Nueva cárcel en Copiapó toma forma en el desierto

El Gobierno presentó el diseño base del Complejo Penitenciario “El Arenal”, una megaobra de US$300 millones que albergará a 2.160 internos en el desierto de Atacama y que promete modernizar la infraestructura carcelaria y reforzar la seguridad.
El futuro de la infraestructura penitenciaria en Atacama comenzó a delinearse con la presentación oficial del proyecto base del nuevo Complejo Penitenciario “El Arenal”, una cárcel de alta capacidad que se construirá a 40 kilómetros de Copiapó, en pleno desierto. La iniciativa, anunciada por autoridades de Gobierno el pasado 9 de diciembre, representa una inversión de 300 millones de dólares y busca dar respuesta al déficit de plazas penitenciarias y a la necesidad de fortalecer la seguridad en el sistema carcelario nacional.
El ministro de Justicia y Derechos Humanos, Jaime Gajardo, destacó que el proyecto constituye “un paso significativo en la ejecución de una obra largamente anhelada por la región de Atacama”, aludiendo a años de diagnósticos que apuntaban a la urgencia de modernizar la capacidad penal del norte del país.

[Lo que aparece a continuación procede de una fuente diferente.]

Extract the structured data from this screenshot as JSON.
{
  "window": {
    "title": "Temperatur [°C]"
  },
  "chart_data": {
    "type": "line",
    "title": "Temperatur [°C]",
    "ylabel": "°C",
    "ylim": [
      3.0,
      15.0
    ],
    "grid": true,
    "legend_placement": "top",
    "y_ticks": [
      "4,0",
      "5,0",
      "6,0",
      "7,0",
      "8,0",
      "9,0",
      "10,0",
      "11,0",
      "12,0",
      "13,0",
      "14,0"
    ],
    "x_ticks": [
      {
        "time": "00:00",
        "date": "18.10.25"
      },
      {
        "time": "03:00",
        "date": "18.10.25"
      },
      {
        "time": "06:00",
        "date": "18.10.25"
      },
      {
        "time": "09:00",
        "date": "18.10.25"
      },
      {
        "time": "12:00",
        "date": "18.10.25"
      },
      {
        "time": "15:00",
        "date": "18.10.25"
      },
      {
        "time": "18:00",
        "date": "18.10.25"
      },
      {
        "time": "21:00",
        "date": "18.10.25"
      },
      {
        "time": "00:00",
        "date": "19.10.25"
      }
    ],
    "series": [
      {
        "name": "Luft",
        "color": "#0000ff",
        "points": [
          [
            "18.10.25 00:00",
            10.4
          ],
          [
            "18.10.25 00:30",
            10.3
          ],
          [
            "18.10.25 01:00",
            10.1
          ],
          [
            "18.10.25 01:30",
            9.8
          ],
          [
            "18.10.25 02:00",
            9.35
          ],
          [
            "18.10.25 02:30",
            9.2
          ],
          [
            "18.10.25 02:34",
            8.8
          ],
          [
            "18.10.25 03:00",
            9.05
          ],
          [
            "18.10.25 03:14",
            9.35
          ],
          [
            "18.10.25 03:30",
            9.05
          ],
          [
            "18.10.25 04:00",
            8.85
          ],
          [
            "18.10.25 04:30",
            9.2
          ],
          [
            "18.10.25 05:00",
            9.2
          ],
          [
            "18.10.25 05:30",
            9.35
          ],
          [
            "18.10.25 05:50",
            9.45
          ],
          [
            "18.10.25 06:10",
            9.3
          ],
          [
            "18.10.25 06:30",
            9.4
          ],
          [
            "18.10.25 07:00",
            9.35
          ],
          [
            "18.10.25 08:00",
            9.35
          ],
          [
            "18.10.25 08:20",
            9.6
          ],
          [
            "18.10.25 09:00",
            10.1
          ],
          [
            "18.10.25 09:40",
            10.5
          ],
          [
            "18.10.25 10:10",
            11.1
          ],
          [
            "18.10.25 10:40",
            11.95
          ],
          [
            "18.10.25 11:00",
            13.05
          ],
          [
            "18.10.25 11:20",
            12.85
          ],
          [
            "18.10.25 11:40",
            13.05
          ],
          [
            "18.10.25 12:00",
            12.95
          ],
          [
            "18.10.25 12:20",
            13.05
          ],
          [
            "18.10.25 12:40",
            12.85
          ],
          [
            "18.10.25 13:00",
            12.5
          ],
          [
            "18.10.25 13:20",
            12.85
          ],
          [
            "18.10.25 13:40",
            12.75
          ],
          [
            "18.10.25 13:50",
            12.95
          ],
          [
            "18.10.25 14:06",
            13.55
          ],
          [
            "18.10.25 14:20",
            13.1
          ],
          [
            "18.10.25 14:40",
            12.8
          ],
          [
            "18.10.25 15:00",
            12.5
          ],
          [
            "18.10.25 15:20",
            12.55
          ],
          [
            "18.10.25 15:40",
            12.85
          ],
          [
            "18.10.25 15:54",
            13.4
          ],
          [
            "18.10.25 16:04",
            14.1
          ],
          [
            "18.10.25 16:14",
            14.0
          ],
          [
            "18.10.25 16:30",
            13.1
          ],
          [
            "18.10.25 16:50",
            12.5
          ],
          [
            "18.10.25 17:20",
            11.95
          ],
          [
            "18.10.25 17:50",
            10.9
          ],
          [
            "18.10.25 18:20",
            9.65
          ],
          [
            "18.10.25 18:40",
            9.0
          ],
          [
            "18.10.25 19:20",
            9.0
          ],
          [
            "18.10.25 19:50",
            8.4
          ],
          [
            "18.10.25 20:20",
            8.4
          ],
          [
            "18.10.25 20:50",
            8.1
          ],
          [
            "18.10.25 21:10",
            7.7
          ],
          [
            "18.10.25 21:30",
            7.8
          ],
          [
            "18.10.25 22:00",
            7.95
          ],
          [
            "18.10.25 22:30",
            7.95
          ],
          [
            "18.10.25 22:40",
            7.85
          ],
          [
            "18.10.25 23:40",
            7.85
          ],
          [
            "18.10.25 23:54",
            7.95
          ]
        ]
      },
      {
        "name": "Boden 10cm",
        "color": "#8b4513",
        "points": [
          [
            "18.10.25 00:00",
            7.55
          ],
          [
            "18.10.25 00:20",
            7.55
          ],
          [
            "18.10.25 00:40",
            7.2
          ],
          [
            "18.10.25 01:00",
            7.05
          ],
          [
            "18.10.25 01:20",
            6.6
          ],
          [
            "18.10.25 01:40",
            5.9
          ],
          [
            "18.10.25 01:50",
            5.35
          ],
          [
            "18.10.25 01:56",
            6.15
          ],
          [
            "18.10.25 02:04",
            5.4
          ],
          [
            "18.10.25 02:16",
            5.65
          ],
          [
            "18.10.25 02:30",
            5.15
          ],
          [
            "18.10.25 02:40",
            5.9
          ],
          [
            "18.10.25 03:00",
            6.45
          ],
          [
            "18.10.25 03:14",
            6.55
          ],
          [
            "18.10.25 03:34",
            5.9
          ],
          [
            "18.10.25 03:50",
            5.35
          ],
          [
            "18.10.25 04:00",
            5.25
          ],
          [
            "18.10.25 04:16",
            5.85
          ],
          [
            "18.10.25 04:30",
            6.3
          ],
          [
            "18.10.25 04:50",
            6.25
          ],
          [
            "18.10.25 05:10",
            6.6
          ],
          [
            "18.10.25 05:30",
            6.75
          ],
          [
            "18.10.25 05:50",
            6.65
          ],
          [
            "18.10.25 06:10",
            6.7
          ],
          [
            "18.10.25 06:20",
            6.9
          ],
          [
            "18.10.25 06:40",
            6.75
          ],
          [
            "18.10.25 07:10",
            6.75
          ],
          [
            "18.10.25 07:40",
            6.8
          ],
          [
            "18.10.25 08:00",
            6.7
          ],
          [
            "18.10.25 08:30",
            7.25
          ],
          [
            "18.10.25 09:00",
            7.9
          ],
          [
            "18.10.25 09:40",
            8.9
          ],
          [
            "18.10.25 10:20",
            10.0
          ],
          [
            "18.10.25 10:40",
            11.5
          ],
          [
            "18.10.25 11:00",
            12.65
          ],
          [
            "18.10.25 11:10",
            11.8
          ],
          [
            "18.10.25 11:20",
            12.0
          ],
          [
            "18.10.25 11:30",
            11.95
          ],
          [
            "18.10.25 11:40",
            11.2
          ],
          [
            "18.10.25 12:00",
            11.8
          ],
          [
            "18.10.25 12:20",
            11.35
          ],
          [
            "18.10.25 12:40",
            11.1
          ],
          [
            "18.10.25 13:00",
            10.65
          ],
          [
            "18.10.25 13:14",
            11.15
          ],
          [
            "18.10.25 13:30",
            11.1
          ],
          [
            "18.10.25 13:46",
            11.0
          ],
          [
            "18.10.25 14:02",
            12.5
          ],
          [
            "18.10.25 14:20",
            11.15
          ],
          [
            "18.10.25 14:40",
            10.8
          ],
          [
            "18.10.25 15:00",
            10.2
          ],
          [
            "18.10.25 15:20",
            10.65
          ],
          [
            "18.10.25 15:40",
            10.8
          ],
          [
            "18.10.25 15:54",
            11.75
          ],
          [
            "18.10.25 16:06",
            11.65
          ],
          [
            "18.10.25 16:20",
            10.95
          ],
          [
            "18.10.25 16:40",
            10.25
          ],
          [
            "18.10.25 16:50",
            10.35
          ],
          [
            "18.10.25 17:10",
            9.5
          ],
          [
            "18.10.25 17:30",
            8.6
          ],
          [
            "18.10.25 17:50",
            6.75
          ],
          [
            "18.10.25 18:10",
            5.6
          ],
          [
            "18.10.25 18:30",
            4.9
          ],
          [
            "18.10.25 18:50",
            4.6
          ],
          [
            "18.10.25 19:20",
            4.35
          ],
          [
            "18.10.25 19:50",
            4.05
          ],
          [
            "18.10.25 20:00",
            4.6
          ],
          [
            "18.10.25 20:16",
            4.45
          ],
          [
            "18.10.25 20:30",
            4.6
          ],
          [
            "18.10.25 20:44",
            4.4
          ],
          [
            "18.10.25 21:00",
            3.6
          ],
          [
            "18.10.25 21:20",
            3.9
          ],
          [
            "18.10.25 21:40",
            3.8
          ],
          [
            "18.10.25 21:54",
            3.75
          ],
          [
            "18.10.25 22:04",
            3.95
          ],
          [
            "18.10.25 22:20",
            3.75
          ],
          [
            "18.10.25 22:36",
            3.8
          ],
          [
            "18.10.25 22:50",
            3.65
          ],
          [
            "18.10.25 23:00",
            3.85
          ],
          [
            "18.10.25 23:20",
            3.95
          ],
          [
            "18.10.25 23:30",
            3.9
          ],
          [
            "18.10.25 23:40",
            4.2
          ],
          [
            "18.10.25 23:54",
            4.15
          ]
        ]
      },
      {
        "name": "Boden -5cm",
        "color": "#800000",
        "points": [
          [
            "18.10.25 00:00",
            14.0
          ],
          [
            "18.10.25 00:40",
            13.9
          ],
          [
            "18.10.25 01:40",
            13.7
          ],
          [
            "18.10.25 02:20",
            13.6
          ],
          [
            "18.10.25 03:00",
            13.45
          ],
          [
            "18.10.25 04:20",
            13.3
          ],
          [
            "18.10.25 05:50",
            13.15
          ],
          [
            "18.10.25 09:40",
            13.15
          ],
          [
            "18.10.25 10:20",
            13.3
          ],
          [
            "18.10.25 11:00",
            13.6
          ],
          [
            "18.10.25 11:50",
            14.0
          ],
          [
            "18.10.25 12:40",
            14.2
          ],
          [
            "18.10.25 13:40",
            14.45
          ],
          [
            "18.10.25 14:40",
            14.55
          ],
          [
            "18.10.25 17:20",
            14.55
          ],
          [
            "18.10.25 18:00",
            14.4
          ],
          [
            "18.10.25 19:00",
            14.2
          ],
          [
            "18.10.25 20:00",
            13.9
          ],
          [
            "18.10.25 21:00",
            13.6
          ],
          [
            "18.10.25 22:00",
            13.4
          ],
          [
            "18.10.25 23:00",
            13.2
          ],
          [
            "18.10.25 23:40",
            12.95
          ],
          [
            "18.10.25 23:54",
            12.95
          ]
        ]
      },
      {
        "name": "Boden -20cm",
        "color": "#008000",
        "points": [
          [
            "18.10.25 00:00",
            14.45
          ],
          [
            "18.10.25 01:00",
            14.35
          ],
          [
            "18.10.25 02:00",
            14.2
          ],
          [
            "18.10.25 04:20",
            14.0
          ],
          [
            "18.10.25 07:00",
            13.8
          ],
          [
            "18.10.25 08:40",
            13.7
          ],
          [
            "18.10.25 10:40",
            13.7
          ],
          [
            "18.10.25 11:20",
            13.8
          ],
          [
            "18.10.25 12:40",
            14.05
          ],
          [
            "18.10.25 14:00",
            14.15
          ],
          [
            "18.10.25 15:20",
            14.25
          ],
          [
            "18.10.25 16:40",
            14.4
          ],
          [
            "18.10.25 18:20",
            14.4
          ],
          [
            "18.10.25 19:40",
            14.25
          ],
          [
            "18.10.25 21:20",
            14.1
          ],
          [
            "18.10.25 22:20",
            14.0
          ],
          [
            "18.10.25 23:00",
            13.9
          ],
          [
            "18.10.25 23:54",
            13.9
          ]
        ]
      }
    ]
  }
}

El recinto se levantará en un terreno fiscal ubicado 40 kilómetros al norponiente de Copiapó y contempla más de 76 mil metros cuadrados construidos. La cárcel tendrá capacidad para 2.160 internos y considerará 15 módulos de reclusión, además de servicios esenciales como alimentación, salud, apoyo a la reinserción social y un robusto diseño de infraestructura interna.
Entre sus características, el proyecto incorpora una unidad de salud penal, una escuela para personas privadas de libertad, talleres industriales, áreas deportivas, una central de producción de alimentos y sistemas de sostenibilidad, como generación fotovoltaica y tratamiento de aguas. También se proyectan áreas administrativas y condiciones mejoradas para los funcionarios, incluyendo cerca de 600 gendarmes que trabajarán en el recinto.
La megaobra fue adjudicada a la Constructora San José, empresa que actualmente opera otros centros penitenciarios del país. La ministra de Obras Públicas, Jessica López, reafirmó la confianza en la compañía: “Tenemos plena certeza sobre su experiencia y desempeño, considerando que ya administra una cárcel en Talca”.
Según el cronograma, las obras comenzarán en 2028 y finalizarán en 2031, tras lo cual comenzará a operar la concesión, que tendrá una duración de 20 años. Durante la etapa de construcción, se estima que se generarán alrededor de 500 empleos mensuales, dinamizando la economía local y aportando nuevos puestos de trabajo en la región.
El proyecto “El Arenal” promete convertirse en uno de los recintos penitenciarios más modernos del país y un hito en la infraestructura pública del norte de Chile.